Economie

Fillon au chevet du stress des salariés

Anne-Sophie Bellaiche

Publié le

Document Henri Lachman (président du conseil de surveillance de Schneider electric), Muriel Pénicaud (DRH de Danone), et Christian Larose ( vice-président du Conseil économique social et environnemental) ont remis le 17 février au premier ministre leur rapport « Bien-être et efficacité au travail ».

Fillon au chevet du stress des salariés © Reuters

La commande du premier ministre, qui réagissait en novembre au traumatisme national provoquée par la crise sociale de France Telecom, visait à remonter l’avis non pas d’experts des risques psycho-sociaux mais de « praticiens » de l’entreprise. Résultat : pas de jargon théorique ou d’approche psychologisante complexe dans ce rapport mais une série de mesures concrètes et opérationnelles pour les entreprises. 

Le rapport évacue dès le départ le débat sur les causes personnelles ou professionnelles du mal-être des salariés :  « Si l’entreprise ne fait pas toujours partie du problème , elle fait clairement partie de la solution. »  Lors de la conférence de presse à Matignon, Henri Lachman a renvoyé la responsabilité aux dirigeants :  « le problème de santé n’est pas un problème de la médecine du travail, c’est un problème de management. » Muriel Pénicaud avait de son côté confié à l’Usine Nouvelle au cours de la rédaction que le stress « ne pouvait être régler avec une seule approche sur les individus.» L’organisation collective du travail   est donc au cœur des dix propositions du rapport. Avec, par exemple, l’idée  « d’atténuer le caractère excessivement matriciel en maintenant un lien hiérarchique structurant pour le salarié » ou de « définir le bon niveau et la bonne utilisation du reporting pour éviter de déresponsabiliser les managers ». Les auteurs insistent également sur la nécessité d’intégrer les partenaires sociaux dans la construction des conditions de santé et d’évaluer l’impact humain de tout projet de réorganisation ou de restructuration. Ces propositions ne sont pas nouvelles mais elles sont aujourd’hui portées par deux managers dotés d’une aura incontestable chez les employeurs. 

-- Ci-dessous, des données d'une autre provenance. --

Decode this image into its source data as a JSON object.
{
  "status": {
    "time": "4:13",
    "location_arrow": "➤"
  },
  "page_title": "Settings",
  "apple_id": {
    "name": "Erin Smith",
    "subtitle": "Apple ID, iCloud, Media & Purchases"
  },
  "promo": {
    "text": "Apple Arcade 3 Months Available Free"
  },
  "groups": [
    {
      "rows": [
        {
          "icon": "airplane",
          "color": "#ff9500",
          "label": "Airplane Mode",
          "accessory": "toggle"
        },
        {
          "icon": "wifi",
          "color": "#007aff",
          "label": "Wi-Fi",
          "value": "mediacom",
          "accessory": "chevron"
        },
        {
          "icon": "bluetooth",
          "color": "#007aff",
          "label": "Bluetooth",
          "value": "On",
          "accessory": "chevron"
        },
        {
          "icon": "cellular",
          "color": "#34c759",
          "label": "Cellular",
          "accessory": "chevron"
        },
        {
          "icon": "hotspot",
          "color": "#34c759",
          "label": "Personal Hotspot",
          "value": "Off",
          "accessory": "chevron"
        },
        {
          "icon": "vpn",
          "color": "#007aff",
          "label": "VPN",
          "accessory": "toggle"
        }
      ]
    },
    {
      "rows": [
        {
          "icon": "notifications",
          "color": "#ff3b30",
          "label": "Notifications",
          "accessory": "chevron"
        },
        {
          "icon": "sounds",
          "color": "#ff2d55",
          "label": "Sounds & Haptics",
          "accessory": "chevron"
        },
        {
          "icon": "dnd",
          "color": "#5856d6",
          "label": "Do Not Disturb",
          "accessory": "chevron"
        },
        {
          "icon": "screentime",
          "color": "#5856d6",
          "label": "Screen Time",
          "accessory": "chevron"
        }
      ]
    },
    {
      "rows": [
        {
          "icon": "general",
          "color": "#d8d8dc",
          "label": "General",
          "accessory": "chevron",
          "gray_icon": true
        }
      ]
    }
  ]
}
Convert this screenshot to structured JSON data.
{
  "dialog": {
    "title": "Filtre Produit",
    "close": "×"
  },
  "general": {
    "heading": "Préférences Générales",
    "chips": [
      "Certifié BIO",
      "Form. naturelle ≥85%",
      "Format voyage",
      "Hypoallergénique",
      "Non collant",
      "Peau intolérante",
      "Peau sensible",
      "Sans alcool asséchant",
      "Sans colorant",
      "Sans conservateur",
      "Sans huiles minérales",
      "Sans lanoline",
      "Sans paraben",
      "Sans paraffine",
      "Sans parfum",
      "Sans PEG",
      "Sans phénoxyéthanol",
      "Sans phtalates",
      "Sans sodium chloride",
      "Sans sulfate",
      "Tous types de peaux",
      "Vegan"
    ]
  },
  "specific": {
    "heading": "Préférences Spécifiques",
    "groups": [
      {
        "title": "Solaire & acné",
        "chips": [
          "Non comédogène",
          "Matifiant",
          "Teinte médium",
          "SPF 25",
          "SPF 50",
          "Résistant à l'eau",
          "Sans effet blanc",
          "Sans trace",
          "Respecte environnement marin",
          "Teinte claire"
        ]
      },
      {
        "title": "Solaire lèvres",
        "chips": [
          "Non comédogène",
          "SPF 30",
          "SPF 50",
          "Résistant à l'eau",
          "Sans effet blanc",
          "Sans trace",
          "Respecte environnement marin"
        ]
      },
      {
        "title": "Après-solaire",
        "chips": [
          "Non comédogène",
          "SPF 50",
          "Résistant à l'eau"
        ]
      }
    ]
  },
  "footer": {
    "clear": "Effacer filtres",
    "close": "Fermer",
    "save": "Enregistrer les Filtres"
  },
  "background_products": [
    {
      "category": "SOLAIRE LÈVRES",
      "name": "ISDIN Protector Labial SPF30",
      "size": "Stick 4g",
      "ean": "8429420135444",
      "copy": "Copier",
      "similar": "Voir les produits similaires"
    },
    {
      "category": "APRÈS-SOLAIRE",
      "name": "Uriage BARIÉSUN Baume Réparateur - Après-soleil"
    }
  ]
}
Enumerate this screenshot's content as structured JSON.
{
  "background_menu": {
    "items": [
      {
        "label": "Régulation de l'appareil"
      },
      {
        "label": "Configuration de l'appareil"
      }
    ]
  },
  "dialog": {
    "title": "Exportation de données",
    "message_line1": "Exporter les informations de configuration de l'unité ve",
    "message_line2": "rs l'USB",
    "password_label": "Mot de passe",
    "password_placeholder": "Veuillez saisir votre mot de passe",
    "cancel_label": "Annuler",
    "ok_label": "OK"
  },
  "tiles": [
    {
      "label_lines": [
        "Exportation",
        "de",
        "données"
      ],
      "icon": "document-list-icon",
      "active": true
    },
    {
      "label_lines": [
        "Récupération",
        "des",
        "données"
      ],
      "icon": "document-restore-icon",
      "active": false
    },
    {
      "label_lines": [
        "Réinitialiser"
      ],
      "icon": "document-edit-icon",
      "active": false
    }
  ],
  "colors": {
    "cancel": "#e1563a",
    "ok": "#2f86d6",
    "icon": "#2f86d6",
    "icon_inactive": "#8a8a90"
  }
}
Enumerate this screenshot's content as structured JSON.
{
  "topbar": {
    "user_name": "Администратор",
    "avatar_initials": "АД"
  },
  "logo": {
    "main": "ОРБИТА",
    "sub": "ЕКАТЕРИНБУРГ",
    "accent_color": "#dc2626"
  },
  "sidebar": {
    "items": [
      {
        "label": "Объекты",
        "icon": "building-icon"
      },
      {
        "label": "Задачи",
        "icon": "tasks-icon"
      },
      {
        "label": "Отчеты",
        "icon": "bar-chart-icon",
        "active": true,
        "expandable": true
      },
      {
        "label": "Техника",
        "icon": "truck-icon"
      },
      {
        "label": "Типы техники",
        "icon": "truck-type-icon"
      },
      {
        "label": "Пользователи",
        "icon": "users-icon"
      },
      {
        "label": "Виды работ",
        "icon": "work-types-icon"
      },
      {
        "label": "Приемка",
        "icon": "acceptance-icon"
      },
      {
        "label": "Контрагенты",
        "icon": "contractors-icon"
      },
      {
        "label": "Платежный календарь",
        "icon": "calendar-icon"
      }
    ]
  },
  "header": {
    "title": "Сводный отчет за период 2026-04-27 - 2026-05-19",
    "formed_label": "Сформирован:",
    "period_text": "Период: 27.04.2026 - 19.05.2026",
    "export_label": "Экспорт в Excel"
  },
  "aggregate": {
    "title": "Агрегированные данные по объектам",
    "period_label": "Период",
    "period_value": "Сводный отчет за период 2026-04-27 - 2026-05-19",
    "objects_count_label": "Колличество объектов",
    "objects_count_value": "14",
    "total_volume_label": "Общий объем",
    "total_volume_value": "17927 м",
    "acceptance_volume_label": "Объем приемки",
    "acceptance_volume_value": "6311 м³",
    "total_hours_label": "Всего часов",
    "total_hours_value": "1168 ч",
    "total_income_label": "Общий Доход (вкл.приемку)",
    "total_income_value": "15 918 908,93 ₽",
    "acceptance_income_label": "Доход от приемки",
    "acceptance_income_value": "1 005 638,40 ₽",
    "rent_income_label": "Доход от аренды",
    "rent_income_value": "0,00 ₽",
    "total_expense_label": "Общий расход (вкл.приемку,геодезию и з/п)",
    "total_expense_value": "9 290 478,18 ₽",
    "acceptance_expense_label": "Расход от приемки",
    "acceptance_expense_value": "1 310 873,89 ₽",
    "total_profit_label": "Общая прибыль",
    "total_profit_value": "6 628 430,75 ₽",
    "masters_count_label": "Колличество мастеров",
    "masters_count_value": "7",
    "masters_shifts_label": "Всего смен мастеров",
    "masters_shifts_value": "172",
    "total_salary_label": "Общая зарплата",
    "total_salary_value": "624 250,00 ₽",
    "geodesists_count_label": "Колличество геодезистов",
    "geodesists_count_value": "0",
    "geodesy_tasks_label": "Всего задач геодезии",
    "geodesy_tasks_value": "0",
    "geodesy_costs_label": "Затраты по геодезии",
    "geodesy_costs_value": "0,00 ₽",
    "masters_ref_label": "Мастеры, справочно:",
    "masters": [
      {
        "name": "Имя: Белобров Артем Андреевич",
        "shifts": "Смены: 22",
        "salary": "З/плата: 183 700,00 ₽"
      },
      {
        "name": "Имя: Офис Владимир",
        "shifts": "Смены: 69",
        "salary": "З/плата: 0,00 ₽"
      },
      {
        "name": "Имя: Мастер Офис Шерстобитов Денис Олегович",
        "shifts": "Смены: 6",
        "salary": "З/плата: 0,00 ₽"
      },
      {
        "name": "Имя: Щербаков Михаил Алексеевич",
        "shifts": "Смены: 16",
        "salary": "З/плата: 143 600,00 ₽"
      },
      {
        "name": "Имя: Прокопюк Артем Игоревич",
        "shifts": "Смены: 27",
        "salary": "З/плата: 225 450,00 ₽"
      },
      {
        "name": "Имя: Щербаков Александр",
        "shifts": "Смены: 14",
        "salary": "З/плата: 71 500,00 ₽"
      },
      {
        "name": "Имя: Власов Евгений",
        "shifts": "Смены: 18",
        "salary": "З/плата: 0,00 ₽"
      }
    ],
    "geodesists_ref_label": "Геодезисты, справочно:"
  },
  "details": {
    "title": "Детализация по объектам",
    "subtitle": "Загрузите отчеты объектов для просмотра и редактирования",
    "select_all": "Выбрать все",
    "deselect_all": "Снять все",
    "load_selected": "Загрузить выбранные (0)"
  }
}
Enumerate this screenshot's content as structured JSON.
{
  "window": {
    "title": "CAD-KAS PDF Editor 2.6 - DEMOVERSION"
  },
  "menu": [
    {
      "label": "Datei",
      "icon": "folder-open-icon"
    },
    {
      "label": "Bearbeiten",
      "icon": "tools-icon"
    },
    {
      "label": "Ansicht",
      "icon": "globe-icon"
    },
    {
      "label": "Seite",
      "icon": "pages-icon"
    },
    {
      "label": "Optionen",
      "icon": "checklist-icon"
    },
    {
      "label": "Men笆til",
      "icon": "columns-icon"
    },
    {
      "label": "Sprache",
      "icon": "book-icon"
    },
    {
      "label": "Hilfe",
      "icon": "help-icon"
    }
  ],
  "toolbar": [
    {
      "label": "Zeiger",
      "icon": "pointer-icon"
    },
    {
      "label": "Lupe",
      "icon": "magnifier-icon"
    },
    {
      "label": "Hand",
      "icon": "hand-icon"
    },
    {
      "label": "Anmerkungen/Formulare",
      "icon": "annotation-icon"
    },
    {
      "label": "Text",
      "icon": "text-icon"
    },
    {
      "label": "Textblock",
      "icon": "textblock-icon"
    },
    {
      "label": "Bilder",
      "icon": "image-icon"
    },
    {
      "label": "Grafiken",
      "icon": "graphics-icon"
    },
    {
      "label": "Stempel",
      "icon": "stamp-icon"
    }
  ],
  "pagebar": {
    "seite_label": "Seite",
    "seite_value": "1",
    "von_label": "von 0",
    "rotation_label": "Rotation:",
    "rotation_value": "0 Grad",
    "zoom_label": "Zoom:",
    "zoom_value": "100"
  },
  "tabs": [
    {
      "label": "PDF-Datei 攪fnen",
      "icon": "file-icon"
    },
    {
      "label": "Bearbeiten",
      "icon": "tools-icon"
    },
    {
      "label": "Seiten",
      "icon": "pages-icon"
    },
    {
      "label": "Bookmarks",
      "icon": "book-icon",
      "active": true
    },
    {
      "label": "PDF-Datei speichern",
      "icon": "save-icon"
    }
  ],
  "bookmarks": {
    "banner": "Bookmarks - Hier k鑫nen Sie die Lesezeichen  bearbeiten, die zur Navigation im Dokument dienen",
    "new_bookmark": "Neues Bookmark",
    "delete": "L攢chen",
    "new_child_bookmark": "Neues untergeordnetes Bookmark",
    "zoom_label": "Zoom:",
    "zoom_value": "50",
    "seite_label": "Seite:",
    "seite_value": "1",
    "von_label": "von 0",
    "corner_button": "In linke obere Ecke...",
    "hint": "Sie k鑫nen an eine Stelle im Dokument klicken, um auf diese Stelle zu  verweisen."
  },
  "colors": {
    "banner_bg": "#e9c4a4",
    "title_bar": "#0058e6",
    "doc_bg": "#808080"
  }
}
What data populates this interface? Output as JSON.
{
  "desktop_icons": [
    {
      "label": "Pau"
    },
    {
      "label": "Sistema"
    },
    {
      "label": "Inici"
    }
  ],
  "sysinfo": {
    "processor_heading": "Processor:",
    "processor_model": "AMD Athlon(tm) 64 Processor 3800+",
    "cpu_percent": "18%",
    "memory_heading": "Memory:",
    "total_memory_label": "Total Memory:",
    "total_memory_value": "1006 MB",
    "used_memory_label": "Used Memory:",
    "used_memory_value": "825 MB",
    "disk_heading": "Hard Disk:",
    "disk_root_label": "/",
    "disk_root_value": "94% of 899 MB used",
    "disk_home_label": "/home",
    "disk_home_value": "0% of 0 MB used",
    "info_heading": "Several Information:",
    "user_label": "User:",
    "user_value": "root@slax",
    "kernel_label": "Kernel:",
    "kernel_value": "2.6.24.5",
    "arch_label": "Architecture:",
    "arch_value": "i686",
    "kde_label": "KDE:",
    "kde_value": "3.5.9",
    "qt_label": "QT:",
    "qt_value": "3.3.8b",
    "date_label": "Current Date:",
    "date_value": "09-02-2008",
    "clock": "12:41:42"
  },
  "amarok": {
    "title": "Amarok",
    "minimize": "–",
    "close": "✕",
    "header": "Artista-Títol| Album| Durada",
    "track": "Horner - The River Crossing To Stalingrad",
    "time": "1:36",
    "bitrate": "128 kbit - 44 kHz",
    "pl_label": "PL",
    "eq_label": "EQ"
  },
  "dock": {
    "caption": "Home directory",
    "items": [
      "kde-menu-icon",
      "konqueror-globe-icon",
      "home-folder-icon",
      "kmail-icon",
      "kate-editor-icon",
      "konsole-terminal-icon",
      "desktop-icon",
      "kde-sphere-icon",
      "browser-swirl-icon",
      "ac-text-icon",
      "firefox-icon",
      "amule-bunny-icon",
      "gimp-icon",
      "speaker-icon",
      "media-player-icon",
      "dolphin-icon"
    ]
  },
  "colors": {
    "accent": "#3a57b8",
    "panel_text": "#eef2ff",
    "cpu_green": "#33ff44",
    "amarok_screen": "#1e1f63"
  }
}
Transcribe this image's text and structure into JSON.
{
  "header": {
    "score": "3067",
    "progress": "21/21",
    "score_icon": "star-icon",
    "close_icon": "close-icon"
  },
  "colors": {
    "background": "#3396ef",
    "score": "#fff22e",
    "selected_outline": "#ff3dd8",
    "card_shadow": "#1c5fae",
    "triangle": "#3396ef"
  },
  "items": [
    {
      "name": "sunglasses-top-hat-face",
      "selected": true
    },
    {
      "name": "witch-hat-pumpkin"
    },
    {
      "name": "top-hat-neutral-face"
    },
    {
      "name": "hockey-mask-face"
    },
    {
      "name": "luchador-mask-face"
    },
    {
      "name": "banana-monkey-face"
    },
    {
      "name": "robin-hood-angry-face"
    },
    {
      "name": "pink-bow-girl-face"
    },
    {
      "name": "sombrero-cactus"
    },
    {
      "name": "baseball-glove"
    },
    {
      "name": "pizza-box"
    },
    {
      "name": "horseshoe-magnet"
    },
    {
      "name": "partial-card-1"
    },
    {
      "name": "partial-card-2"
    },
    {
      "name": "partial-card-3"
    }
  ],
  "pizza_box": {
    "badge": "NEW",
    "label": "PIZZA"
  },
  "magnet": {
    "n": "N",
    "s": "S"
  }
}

François Fillon a rappelé à la suite de la réception de ce rapport que les partenaires allaient s’engager dans une négociation sur le partage de la valeur ajoutée. Il propose que la proposition du rapport « de compléter les critères de rémunération variable des dirigeants par des indicateurs sociaux soit traité dans ce cadre ». Si les partenaires n’aboutissent pas dans les trois mois, le gouvernement présentera une loi. Voilà de quoi rédiger au moins un de ses articles.